Prenant comme source la page de présentation du site du ministère de l’Éducation Nationale, l’Inspection Générale assure des missions d’évaluation, d’expertise, de contrôle et d’appui.
Rappelons que les inspecteurs généraux sont actuellement des fonctionnaires, tenus de ce fait aux principes de la Fonction Publique dont celui de neutralité. Ils étaient de plus inamovibles. Ces deux éléments constituaient un très fort gage d’indépendance au politique.
… la réforme de celle-ci
Que prévoit la réforme de l’I.G. ?
La disparition du corps des Inspecteurs généraux pour le remplacer par des emplois fonctionnels à durée déterminée. Il ne faut pas être grand clerc pour percevoir la mainmise du politique sur ces emplois. Comment alors remplir avec impartialité et toute la neutralité nécessaire les missions d’évaluation des politiques publiques et de conseil au gouvernement actuellement dévolues au corps des I.G. ?
Certes le système actuel n’était pas parfait et un certain nombre d’inspecteurs généraux ont été nommés non pour leurs compétences mais pour « recaser » d’anciens membres d’un gouvernement, parlementaires… Ce système devait être réformé dans une orientation apportant plus d’indépendance au politique, plus de transparence dans les nominations. Les dérives observées ne peuvent servir de prétexte à une contre-réforme qui abolit de fait l’indépendance de l’Inspection Générale et renforce son lien au politique.
Cette contre-réforme dont la mise en œuvre est prévue pour 2023 constitue un nouveau recul du principe de neutralité, principe fondamental des fonctions publiques. Dans les temps politiques mouvementés et incertains que nous connaissons, il est d’autant plus important de les préserver.
Nous ressentons tous dans nos fonctions différentes formes de pression autres que celles de l’exigence du service apporté aux élèves et à leur famille : pression de la hiérarchie, opacité des opérations de gestion, injonctions, déréglementation, mises en concurrence des EPLE et des personnels, …

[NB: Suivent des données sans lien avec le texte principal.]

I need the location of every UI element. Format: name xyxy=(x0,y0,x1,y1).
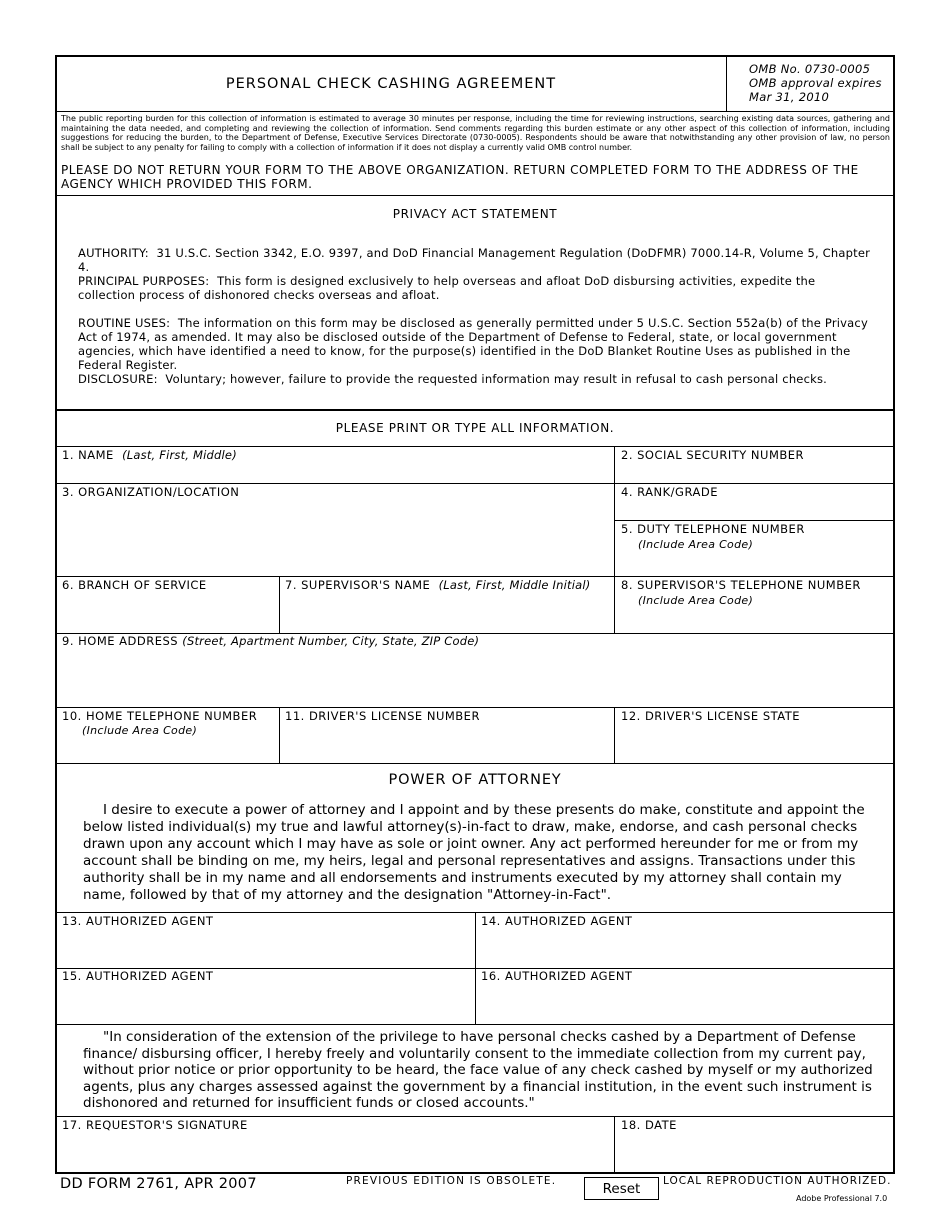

Neutralité, continuité de service, égalité de traitement
Dans le système Fonction Publique, nombre d’éléments ont été construits, notamment dans la période 1944 – 1985 pour s’assurer de l’effectivité de ses trois principes fondamentaux : neutralité, continuité de service, égalité de traitement.

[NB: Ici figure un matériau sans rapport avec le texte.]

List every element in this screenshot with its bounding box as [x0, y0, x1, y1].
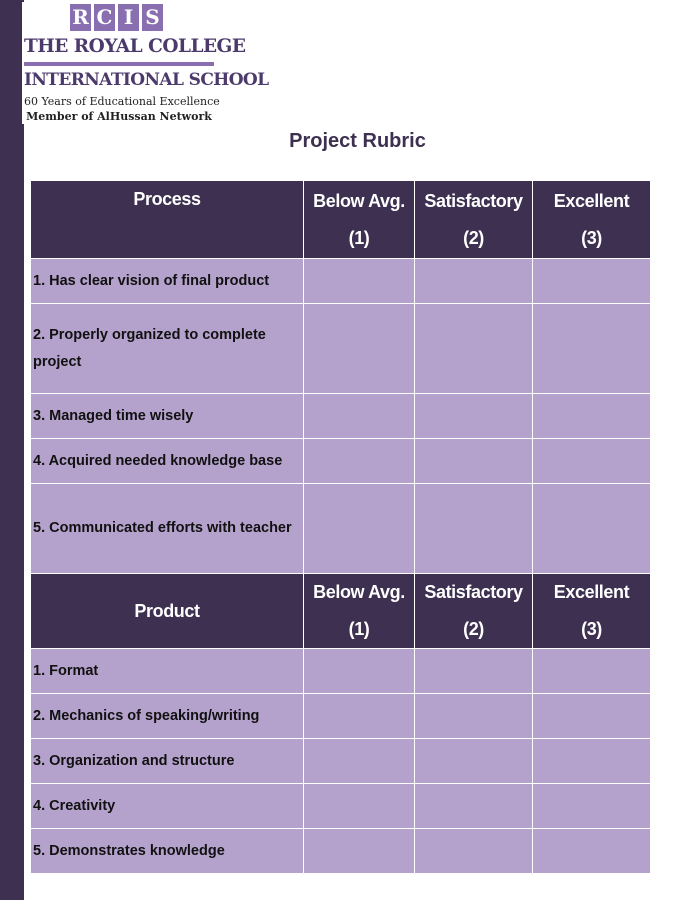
- section-heading-process: Process: [31, 181, 304, 259]
- score-cell: [415, 304, 533, 394]
- rating-label: Below Avg.: [313, 190, 405, 211]
- logo-tagline: 60 Years of Educational Excellence: [24, 95, 220, 108]
- score-cell: [415, 439, 533, 484]
- score-cell: [533, 829, 651, 874]
- score-cell: [304, 649, 415, 694]
- score-cell: [415, 649, 533, 694]
- school-logo: [22, 2, 269, 124]
- rating-score: (2): [463, 619, 484, 639]
- rating-header-excellent: [533, 574, 651, 649]
- rating-label: Satisfactory: [424, 190, 523, 211]
- rating-header-satisfactory: [415, 574, 533, 649]
- score-cell: [415, 694, 533, 739]
- rating-score: (3): [581, 619, 602, 639]
- section-heading-product: Product: [31, 574, 304, 649]
- logo-network: Member of AlHussan Network: [26, 110, 212, 123]
- criterion-label: 3. Organization and structure: [31, 739, 304, 784]
- score-cell: [304, 484, 415, 574]
- score-cell: [533, 439, 651, 484]
- criterion-label: 4. Acquired needed knowledge base: [31, 439, 304, 484]
- rating-label: Below Avg.: [313, 582, 405, 602]
- criterion-label: 2. Mechanics of speaking/writing: [31, 694, 304, 739]
- criterion-label: 2. Properly organized to complete project: [31, 304, 304, 394]
- criterion-label: 4. Creativity: [31, 784, 304, 829]
- score-cell: [304, 304, 415, 394]
- criterion-label: 1. Format: [31, 649, 304, 694]
- score-cell: [304, 829, 415, 874]
- criterion-label: 1. Has clear vision of final product: [31, 259, 304, 304]
- criterion-label: 3. Managed time wisely: [31, 394, 304, 439]
- score-cell: [533, 694, 651, 739]
- rating-label: Excellent: [553, 190, 630, 211]
- criterion-label: 5. Demonstrates knowledge: [31, 829, 304, 874]
- criterion-row: [31, 784, 651, 829]
- score-cell: [415, 829, 533, 874]
- score-cell: [533, 484, 651, 574]
- criterion-row: [31, 304, 651, 394]
- score-cell: [304, 259, 415, 304]
- rating-score: (2): [463, 227, 484, 248]
- criterion-row: [31, 649, 651, 694]
- section-header-row: [31, 181, 651, 259]
- criterion-row: [31, 739, 651, 784]
- criterion-row: [31, 394, 651, 439]
- logo-letter: R: [70, 4, 91, 31]
- criterion-label: 5. Communicated efforts with teacher: [31, 484, 304, 574]
- section-header-row: [31, 574, 651, 649]
- rating-score: (1): [348, 227, 370, 248]
- criterion-row: [31, 694, 651, 739]
- criterion-row: [31, 829, 651, 874]
- logo-school-name: THE ROYAL COLLEGE: [24, 36, 246, 57]
- score-cell: [415, 784, 533, 829]
- rating-header-excellent: [533, 181, 651, 259]
- criterion-row: [31, 439, 651, 484]
- score-cell: [533, 784, 651, 829]
- score-cell: [304, 784, 415, 829]
- logo-divider: [24, 62, 214, 66]
- rating-label: Satisfactory: [424, 582, 523, 602]
- criterion-row: [31, 484, 651, 574]
- score-cell: [304, 694, 415, 739]
- rating-header-satisfactory: [415, 181, 533, 259]
- score-cell: [533, 394, 651, 439]
- score-cell: [415, 739, 533, 784]
- score-cell: [415, 259, 533, 304]
- rating-header-below-avg: [304, 181, 415, 259]
- score-cell: [533, 739, 651, 784]
- rating-header-below-avg: [304, 574, 415, 649]
- score-cell: [533, 649, 651, 694]
- rubric-table: [30, 180, 651, 874]
- score-cell: [415, 394, 533, 439]
- logo-letter: S: [142, 4, 163, 31]
- score-cell: [533, 259, 651, 304]
- rating-score: (3): [581, 227, 602, 248]
- criterion-row: [31, 259, 651, 304]
- score-cell: [304, 739, 415, 784]
- logo-letters: [70, 4, 163, 31]
- score-cell: [304, 439, 415, 484]
- score-cell: [533, 304, 651, 394]
- page-title: Project Rubric: [289, 130, 426, 152]
- rating-label: Excellent: [553, 582, 630, 602]
- score-cell: [304, 394, 415, 439]
- logo-letter: C: [94, 4, 115, 31]
- logo-letter: I: [118, 4, 139, 31]
- score-cell: [415, 484, 533, 574]
- rating-score: (1): [348, 619, 370, 639]
- logo-school-type: INTERNATIONAL SCHOOL: [24, 70, 269, 90]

Nous ressentons vivement la remise en cause de ces principes fondamentaux, les conséquences tant pour les usagers que pour les personnels sont déjà prévisibles.
C’est pour contrecarrer ce démantèlement progressif de la Fonction Publique que nous devons nous mobiliser pour que l’Inspection Générale renforce son indépendance et soit confortée dans ses missions au bénéfice du développement des Services Publics.
Tel n’est pas le cas de la contre-réforme engagée par le Gouvernement à laquelle nous nous opposerons.